がんは臨床的に多様性に富んだ疾患であり、治療への応答性は症例ごとにさまざまです。治療方針を決定するために臨床病期や病理分類などが用いられていますが、未だ治療効果を予測することはきわめて困難です。希少がん研究分野は、個々の症例に最適な医療を提供するための補助となる診断技術を開発しています。

骨肉腫の術前化学療法を予測する診断技術の開発

骨肉腫は骨に原発する悪性腫瘍としてはもっとも頻度が高いものです。骨肉腫では術前化学療法のあとに手術が施行されます。術前化学療法がよく効いた症例の予後はたいへんよいのに対し、術前化学療法が効かなかった症例の予後は不良です。どの骨肉腫の患者さんが術前化学療法によく応答するのか、治療前に知る手段はありません。もし治療前に治療効果を正しく予測する診断技術があれば、骨肉腫の医療は向上するでしょう。

我々は、術前化学療法が施行される前の切開生検サンプルを用いて網羅的な解析をプロテオーム解析とトランスクリプトーム解析で行いました。その結果、特定の遺伝子の状態が、化学療法の奏効性に相関していることがわかりました(文献12)(外部リンク)。そのうちのあるものは機能的解析や追加症例での検証実験に成功しました。これらの研究の成果については企業と共同で特許出願し、診断技術として実用化しようとしています。
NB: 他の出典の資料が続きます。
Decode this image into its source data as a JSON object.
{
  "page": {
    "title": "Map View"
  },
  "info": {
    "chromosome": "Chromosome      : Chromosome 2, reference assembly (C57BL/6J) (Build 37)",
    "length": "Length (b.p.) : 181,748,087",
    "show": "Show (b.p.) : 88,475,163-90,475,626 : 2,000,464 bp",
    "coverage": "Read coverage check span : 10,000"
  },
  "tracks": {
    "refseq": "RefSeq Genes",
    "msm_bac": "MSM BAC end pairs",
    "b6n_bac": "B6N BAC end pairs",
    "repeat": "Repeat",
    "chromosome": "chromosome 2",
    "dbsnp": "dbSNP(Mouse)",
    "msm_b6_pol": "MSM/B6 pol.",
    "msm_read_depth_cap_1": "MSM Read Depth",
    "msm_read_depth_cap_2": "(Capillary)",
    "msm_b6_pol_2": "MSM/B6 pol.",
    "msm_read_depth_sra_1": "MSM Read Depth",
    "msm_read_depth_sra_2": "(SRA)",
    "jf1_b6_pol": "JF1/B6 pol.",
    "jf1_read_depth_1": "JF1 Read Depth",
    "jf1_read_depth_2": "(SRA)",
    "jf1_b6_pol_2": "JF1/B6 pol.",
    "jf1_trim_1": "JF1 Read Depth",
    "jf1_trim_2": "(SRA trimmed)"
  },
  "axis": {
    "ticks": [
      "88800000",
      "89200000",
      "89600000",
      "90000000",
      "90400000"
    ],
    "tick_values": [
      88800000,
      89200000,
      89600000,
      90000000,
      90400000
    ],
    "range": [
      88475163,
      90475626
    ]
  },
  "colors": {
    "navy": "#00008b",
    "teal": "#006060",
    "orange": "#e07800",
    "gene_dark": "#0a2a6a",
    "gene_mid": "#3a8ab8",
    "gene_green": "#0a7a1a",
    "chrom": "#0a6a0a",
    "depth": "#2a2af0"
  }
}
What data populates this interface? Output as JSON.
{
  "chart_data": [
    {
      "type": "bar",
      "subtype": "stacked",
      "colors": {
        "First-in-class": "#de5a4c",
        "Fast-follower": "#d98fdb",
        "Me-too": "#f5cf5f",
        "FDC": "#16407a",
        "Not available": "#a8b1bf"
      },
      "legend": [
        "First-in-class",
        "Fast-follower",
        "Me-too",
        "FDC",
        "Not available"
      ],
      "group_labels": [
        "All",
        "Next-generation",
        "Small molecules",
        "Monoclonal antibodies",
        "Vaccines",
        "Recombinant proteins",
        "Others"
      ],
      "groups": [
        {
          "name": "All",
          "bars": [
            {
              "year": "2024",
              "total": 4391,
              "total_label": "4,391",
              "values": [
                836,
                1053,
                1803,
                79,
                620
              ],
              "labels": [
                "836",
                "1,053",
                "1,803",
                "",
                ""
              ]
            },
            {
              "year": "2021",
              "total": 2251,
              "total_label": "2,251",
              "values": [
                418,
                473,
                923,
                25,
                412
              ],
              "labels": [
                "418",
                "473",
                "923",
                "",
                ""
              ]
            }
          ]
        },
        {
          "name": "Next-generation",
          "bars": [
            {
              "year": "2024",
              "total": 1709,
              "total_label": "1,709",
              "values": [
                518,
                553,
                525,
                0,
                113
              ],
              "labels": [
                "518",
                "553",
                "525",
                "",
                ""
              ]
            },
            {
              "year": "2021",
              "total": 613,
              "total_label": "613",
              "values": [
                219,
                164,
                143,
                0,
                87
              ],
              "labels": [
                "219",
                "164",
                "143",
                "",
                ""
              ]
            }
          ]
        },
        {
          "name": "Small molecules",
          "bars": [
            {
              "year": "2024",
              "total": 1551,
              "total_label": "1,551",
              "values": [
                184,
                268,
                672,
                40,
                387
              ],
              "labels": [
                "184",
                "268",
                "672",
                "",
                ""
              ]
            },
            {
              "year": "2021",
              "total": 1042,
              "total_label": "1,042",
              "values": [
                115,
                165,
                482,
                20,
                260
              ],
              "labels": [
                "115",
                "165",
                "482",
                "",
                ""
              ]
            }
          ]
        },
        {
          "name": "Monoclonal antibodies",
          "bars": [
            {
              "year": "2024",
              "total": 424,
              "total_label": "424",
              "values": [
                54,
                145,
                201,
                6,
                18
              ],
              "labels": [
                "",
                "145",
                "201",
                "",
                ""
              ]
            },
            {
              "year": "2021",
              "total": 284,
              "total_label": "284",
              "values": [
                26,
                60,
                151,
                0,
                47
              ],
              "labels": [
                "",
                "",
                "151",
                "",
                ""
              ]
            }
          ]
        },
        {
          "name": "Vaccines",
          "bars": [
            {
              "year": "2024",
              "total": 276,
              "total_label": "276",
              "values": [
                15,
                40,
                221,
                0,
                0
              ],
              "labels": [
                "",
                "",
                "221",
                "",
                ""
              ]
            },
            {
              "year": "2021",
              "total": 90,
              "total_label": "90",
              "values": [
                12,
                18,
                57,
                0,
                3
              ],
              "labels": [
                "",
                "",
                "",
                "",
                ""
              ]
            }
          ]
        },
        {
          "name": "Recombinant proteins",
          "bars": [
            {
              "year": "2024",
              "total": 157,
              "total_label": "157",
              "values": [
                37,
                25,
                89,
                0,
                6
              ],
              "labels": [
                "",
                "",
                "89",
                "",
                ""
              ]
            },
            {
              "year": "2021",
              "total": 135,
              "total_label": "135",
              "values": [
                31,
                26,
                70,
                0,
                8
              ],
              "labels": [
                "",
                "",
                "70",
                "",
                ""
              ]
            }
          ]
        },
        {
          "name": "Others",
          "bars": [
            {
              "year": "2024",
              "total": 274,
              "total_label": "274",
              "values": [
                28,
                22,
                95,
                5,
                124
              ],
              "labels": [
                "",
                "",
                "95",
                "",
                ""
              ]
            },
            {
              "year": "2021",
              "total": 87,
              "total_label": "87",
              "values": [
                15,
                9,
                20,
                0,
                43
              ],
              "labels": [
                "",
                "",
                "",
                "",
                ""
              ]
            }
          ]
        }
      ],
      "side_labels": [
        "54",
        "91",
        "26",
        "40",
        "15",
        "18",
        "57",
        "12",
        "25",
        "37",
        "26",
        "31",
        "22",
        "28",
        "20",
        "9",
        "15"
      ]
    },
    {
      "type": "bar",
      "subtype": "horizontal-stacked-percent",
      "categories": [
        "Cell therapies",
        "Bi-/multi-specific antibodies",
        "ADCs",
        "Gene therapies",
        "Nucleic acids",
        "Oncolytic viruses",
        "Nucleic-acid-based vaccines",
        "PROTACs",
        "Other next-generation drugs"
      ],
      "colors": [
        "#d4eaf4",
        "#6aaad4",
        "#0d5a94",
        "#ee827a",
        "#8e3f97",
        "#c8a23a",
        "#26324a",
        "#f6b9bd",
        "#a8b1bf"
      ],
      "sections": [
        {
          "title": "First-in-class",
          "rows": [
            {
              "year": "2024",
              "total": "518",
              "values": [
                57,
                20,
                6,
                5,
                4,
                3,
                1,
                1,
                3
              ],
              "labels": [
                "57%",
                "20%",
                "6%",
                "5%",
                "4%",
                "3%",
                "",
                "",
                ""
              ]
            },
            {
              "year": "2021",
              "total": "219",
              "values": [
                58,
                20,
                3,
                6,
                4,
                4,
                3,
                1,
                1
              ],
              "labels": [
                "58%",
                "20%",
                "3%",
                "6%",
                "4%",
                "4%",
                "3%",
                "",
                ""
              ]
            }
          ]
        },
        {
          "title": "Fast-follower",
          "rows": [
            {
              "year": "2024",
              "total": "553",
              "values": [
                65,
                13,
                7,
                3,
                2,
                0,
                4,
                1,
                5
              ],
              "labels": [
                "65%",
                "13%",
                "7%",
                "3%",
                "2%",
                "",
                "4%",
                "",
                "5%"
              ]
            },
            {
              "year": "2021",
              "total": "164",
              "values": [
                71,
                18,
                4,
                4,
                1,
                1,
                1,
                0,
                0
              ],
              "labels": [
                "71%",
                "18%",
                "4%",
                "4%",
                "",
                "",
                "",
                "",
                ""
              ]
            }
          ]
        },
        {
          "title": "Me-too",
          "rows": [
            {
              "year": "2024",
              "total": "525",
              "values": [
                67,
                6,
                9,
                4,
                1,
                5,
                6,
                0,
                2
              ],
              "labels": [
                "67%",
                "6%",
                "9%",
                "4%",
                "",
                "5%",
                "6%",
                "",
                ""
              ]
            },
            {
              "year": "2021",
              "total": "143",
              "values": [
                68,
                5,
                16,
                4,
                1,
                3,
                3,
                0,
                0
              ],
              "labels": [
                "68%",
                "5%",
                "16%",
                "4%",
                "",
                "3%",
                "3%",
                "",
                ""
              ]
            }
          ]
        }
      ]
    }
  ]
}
治療に抵抗性を示す症例に特有の遺伝子異常の研究は、新しい治療戦略の確立にも役立つと考えており、診断技術の開発と並行して個々の遺伝子の解析を進めているところです。

GISTの術後無再発を予測する診断技術の開発

消化管間質腫瘍(Gastrointestinal stromal tumor、GIST)は消化管に発生する肉腫です。チロシンリン酸化酵素であるc-kitが過剰発現しており、腫瘍の進展に重要な働きを果たしていま す。そして、術後再発を抑制する目的で、リン酸化酵素阻害剤であるグリベックが使用されています。GIST症例の術後再発・無再発を予測することは、治療方針を決定するうえで重要です。
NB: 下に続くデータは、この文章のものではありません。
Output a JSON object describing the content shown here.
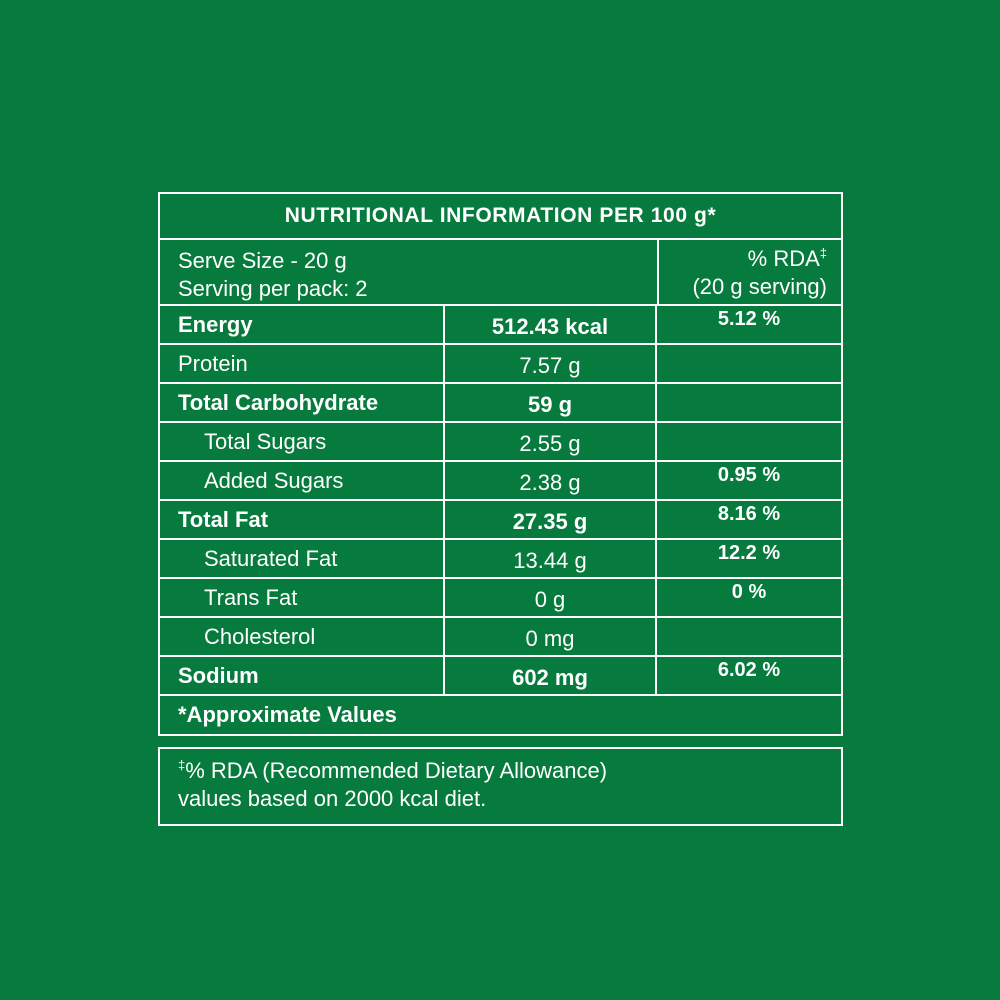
{
  "colors": {
    "background": "#077a3e",
    "border": "#ffffff",
    "text": "#ffffff"
  },
  "table": {
    "title": "NUTRITIONAL INFORMATION PER 100 g*",
    "serve_info": {
      "line1": "Serve Size - 20 g",
      "line2": "Serving per pack: 2"
    },
    "rda_header": {
      "label": "% RDA",
      "mark": "‡",
      "sub": "(20 g serving)"
    },
    "rows": [
      {
        "name": "Energy",
        "amount": "512.43 kcal",
        "rda": "5.12 %"
      },
      {
        "name": "Protein",
        "amount": "7.57 g",
        "rda": ""
      },
      {
        "name": "Total Carbohydrate",
        "amount": "59 g",
        "rda": ""
      },
      {
        "name": "Total Sugars",
        "amount": "2.55 g",
        "rda": ""
      },
      {
        "name": "Added Sugars",
        "amount": "2.38 g",
        "rda": "0.95 %"
      },
      {
        "name": "Total Fat",
        "amount": "27.35 g",
        "rda": "8.16 %"
      },
      {
        "name": "Saturated Fat",
        "amount": "13.44 g",
        "rda": "12.2 %"
      },
      {
        "name": "Trans Fat",
        "amount": "0 g",
        "rda": "0 %"
      },
      {
        "name": "Cholesterol",
        "amount": "0 mg",
        "rda": ""
      },
      {
        "name": "Sodium",
        "amount": "602 mg",
        "rda": "6.02 %"
      }
    ],
    "footer": "*Approximate Values"
  },
  "footnote": {
    "mark": "‡",
    "line1": "% RDA (Recommended Dietary Allowance)",
    "line2": "values based on 2000 kcal diet."
  }
}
我々は原発腫瘍組織を用いたプロテオーム解析を実施し、術後再発の認められなかった症例ではフェチンというタンパク質が高発現していることを見出しました。フェチンは胎児の蝸牛神経で高発現する、イオンチャンネルに関わる遺伝子です。我々は、合計で国内6施設の約500症例で免疫染色を用いた検証実験を行い、フェチンを高発現するGIST患者では、術後の再発がきわめて希であることを確認しました(文献34567)(外部リンク)。そして、フェチンに対するモノクロナール抗体を開発し、研究用試薬として市販化しました(文献89)(外部リンク)。現在、GISTの臨床試験においてフェチンの発現を調べています。
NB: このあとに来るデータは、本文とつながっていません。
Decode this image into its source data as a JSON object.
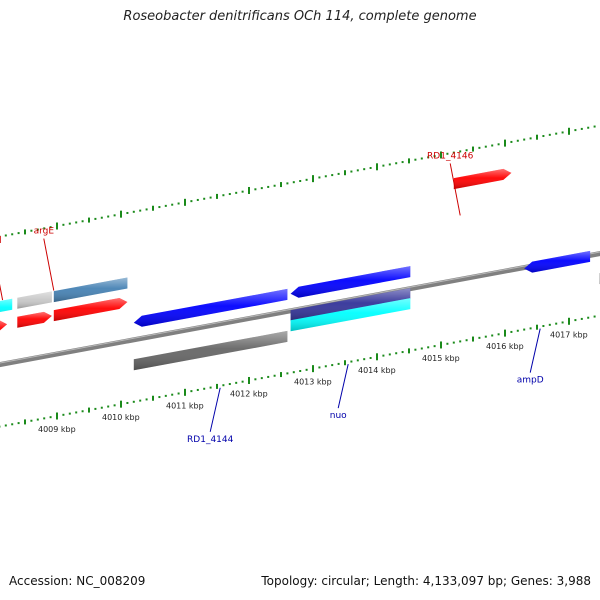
{
  "title": "Roseobacter denitrificans OCh 114, complete genome",
  "footer": {
    "accession": "Accession: NC_008209",
    "summary": "Topology: circular; Length: 4,133,097 bp; Genes: 3,988"
  },
  "ruler": {
    "ticks": [
      {
        "kbp": 4009,
        "label": "4009 kbp"
      },
      {
        "kbp": 4010,
        "label": "4010 kbp"
      },
      {
        "kbp": 4011,
        "label": "4011 kbp"
      },
      {
        "kbp": 4012,
        "label": "4012 kbp"
      },
      {
        "kbp": 4013,
        "label": "4013 kbp"
      },
      {
        "kbp": 4014,
        "label": "4014 kbp"
      },
      {
        "kbp": 4015,
        "label": "4015 kbp"
      },
      {
        "kbp": 4016,
        "label": "4016 kbp"
      },
      {
        "kbp": 4017,
        "label": "4017 kbp"
      }
    ]
  },
  "features": [
    {
      "id": "f1",
      "start": 4007.6,
      "end": 4008.3,
      "lane": "f3",
      "dir": 0,
      "color": "#00ffff"
    },
    {
      "id": "f2",
      "start": 4008.38,
      "end": 4008.92,
      "lane": "f3",
      "dir": 0,
      "color": "#c8c8c8"
    },
    {
      "id": "f3",
      "start": 4008.95,
      "end": 4010.1,
      "lane": "f3",
      "dir": 0,
      "color": "#4682b4"
    },
    {
      "id": "f4",
      "start": 4007.5,
      "end": 4008.22,
      "lane": "f2",
      "dir": 1,
      "color": "#ff0000"
    },
    {
      "id": "f5",
      "start": 4008.38,
      "end": 4008.92,
      "lane": "f2",
      "dir": 1,
      "color": "#ff0000"
    },
    {
      "id": "f6",
      "start": 4008.95,
      "end": 4010.1,
      "lane": "f2",
      "dir": 1,
      "color": "#ff0000"
    },
    {
      "id": "f7",
      "start": 4015.2,
      "end": 4016.1,
      "lane": "f4",
      "dir": 1,
      "color": "#ff0000"
    },
    {
      "id": "f8",
      "start": 4010.2,
      "end": 4012.6,
      "lane": "f1",
      "dir": -1,
      "color": "#0000ff"
    },
    {
      "id": "f9",
      "start": 4012.65,
      "end": 4014.52,
      "lane": "f1",
      "dir": -1,
      "color": "#0000ff"
    },
    {
      "id": "f10",
      "start": 4012.65,
      "end": 4014.52,
      "lane": "r1",
      "dir": 0,
      "color": "#333399"
    },
    {
      "id": "f11",
      "start": 4012.65,
      "end": 4014.52,
      "lane": "r2",
      "dir": 0,
      "color": "#00ffff"
    },
    {
      "id": "f12",
      "start": 4010.2,
      "end": 4012.6,
      "lane": "r3",
      "dir": 0,
      "color": "#666666"
    },
    {
      "id": "f13",
      "start": 4016.3,
      "end": 4017.33,
      "lane": "f0",
      "dir": -1,
      "color": "#0000ff"
    },
    {
      "id": "f14",
      "start": 4017.48,
      "end": 4018.6,
      "lane": "f0",
      "dir": -1,
      "color": "#0000ff"
    },
    {
      "id": "f15",
      "start": 4017.48,
      "end": 4018.6,
      "lane": "r3",
      "dir": 0,
      "color": "#666666"
    }
  ],
  "gene_labels": [
    {
      "text": "tmd",
      "color": "#cc0000",
      "pos": 4008.15,
      "side": "top"
    },
    {
      "text": "argE",
      "color": "#cc0000",
      "pos": 4008.95,
      "side": "top"
    },
    {
      "text": "RD1_4146",
      "color": "#cc0000",
      "pos": 4015.3,
      "side": "top"
    },
    {
      "text": "RD1_4144",
      "color": "#0000aa",
      "pos": 4011.55,
      "side": "bottom"
    },
    {
      "text": "nuo",
      "color": "#0000aa",
      "pos": 4013.55,
      "side": "bottom"
    },
    {
      "text": "ampD",
      "color": "#0000aa",
      "pos": 4016.55,
      "side": "bottom"
    }
  ],
  "colors": {
    "backbone": "#808080",
    "tick": "#1a8a1a"
  }
}
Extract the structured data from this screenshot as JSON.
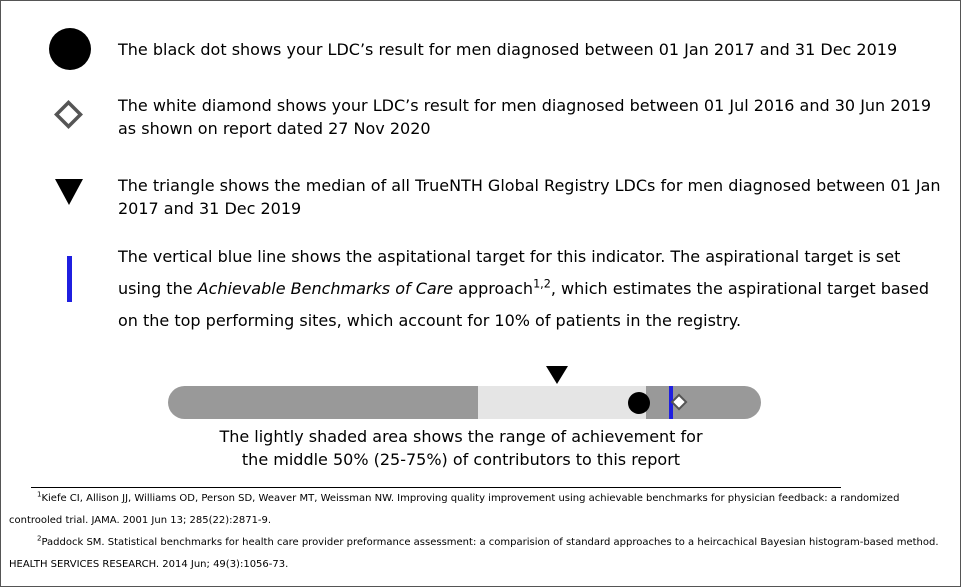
{
  "legend": {
    "items": [
      {
        "text": "The black dot shows your LDC’s result for men diagnosed between 01 Jan 2017 and 31 Dec 2019"
      },
      {
        "text": "The white diamond shows your LDC’s result for men diagnosed between 01 Jul 2016 and 30 Jun 2019 as shown on report dated 27 Nov 2020"
      },
      {
        "text": "The triangle shows the median of all TrueNTH Global Registry LDCs for men diagnosed between 01 Jan 2017 and 31 Dec 2019"
      },
      {
        "parts": [
          "The vertical blue line shows the aspitational target for this indicator. The aspirational target is set using the ",
          "Achievable Benchmarks of Care",
          " approach",
          "1,2",
          ", which estimates the aspirational target based on the top performing sites, which account for 10% of patients in the registry."
        ]
      }
    ]
  },
  "caption": {
    "lines": [
      "The lightly shaded area shows the range of achievement for",
      "the middle 50% (25-75%) of contributors to this report"
    ]
  },
  "footnotes": [
    {
      "marker": "1",
      "text": "Kiefe CI, Allison JJ, Williams OD, Person SD, Weaver MT, Weissman NW. Improving quality improvement using achievable benchmarks for physician feedback: a randomized controoled trial. JAMA. 2001 Jun 13; 285(22):2871-9."
    },
    {
      "marker": "2",
      "text": "Paddock SM. Statistical benchmarks for health care provider preformance assessment: a comparision of standard approaches to a heircachical Bayesian histogram-based method. HEALTH SERVICES RESEARCH. 2014 Jun; 49(3):1056-73."
    }
  ]
}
同様にプロテオーム解析を行い、フェチン以外にもDDX39(文献1011)(外部リンク)やKCTD10(文献12)(外部リンク)、そしてPML(文献13)(外部リンク)といったタンパク質がGISTの術後再発・無再発に関わることを見出し、いずれも独立した症例において免疫染色で結果を確認しました。

肉腫の化学療法の感受性を予測する診断技術の開発

プロトコールが確立された化学療法であっても、奏効性の有無を治療前に予測することは現在のところできません。また、なぜある患者さんは化学療法に抵抗性 を示すのか、十分わかっていません。奏効性あるいは抵抗性に対応する遺伝子異常を特定し、奏効性を予測する診断技術を確立したり、抵抗性の分子機構を解明したりすることは、新しい治療法の開発につながります。

我々はユーイング肉腫のプロテオーム解析を行い、ヌクレオフォスミンというタンパク質を高発現する症例では、集学的治療後に高い確率で再発を来すことを見出ました(文献14)(外部リンク)。そして、多施設共同研究で、得られた結果を検証することができました。また、ヌクレオフォスミンのタンパク質複合体をプロテオーム解析の手法で同定し、ヌクレオフォスミンががんに関連する多くのタンパク質と相互作用していることを突き止めました(文献15)(外部リンク)ヌクレオフォスミンが形成するタンパク質複合体がどのようにユーイング肉腫の悪性度に関わっているかを調べようとしています。

化学療法の奏効性に関わる遺伝子の異常については、プロテオーム解析だけでなく、トランスクリプトームやゲノムレベルの解析を行うことで、新しい知見を得ようとしています。 臨床検体だけでなく、培養細胞や動物モデルを用いることで、新しい治療法の開発に役立つシーズを探索しています。